There was still that strange detached tone of voice from her. I had expected tears or anger, not this quietness which unnerved me.
‘I hope that’s all clear, Harriet.’
‘Yes, very clear, thank you.’
‘You’ll think about this.’
‘I’m not going to report him to the police.’
She had said it quietly but firmly.
‘Why do you say that?’
‘He’s such a liar and the woman always gets the blame in these cases. I can’t face it.’
‘Please think about this. There’s a dedicated team at the Met now. Take down the website and check it out.’
I spelled out the links to Sapphire and the Havens but I sensed Harriet was only noting them down because I had asked her to.
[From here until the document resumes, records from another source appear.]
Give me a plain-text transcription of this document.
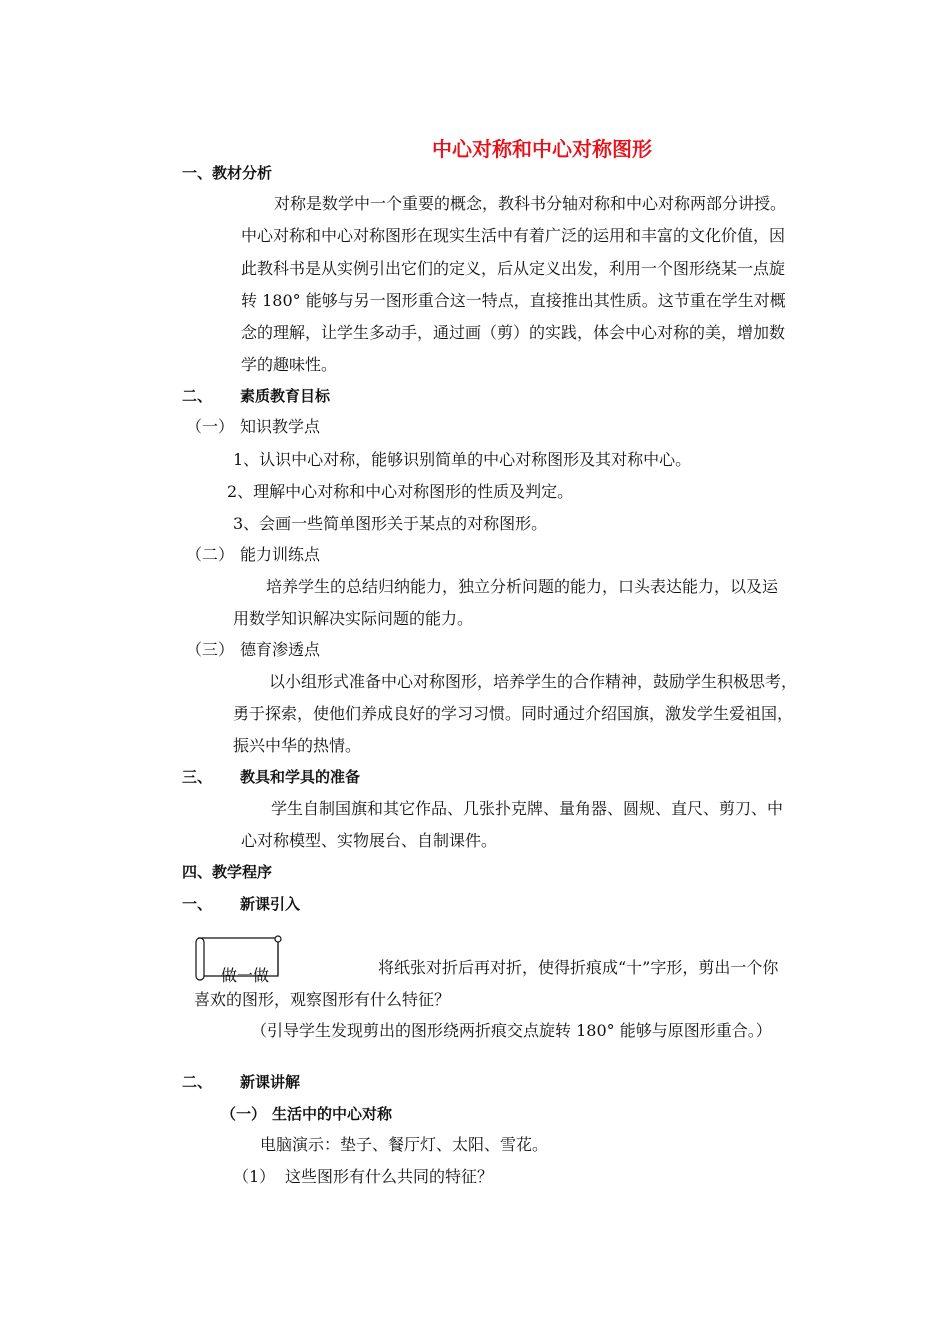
中心对称和中心对称图形
一、教材分析
对称是数学中一个重要的概念，教科书分轴对称和中心对称两部分讲授。
中心对称和中心对称图形在现实生活中有着广泛的运用和丰富的文化价值，因
此教科书是从实例引出它们的定义，后从定义出发，利用一个图形绕某一点旋
转 180° 能够与另一图形重合这一特点，直接推出其性质。这节重在学生对概
念的理解，让学生多动手，通过画（剪）的实践，体会中心对称的美，增加数
学的趣味性。
二、 素质教育目标
（一） 知识教学点
1、认识中心对称，能够识别简单的中心对称图形及其对称中心。
2、理解中心对称和中心对称图形的性质及判定。
3、会画一些简单图形关于某点的对称图形。
（二） 能力训练点
培养学生的总结归纳能力，独立分析问题的能力，口头表达能力，以及运
用数学知识解决实际问题的能力。
（三） 德育渗透点
以小组形式准备中心对称图形，培养学生的合作精神，鼓励学生积极思考，
勇于探索，使他们养成良好的学习习惯。同时通过介绍国旗，激发学生爱祖国，
振兴中华的热情。
三、 教具和学具的准备
学生自制国旗和其它作品、几张扑克牌、量角器、圆规、直尺、剪刀、中
心对称模型、实物展台、自制课件。
四、教学程序
一、 新课引入
做一做	将纸张对折后再对折，使得折痕成“十”字形，剪出一个你
喜欢的图形，观察图形有什么特征？
（引导学生发现剪出的图形绕两折痕交点旋转 180° 能够与原图形重合。）
二、 新课讲解
（一） 生活中的中心对称
电脑演示：垫子、餐厅灯、太阳、雪花。
（1） 这些图形有什么共同的特征？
‘I can’t talk any more. My father is due home any minute.’
‘Have you told your parents?’
‘No way. I have to go now.’
‘OK. Take care of yourself and please keep in touch. Feel free to call me at any time at work or at home.’
I gave her my home number again and I could hear a man speaking to her. I assumed it was her father. She clicked off the connection without saying goodbye. The whole conversation had been out of kilter and I wondered if she had taken a tranquilliser or a sleeping tablet.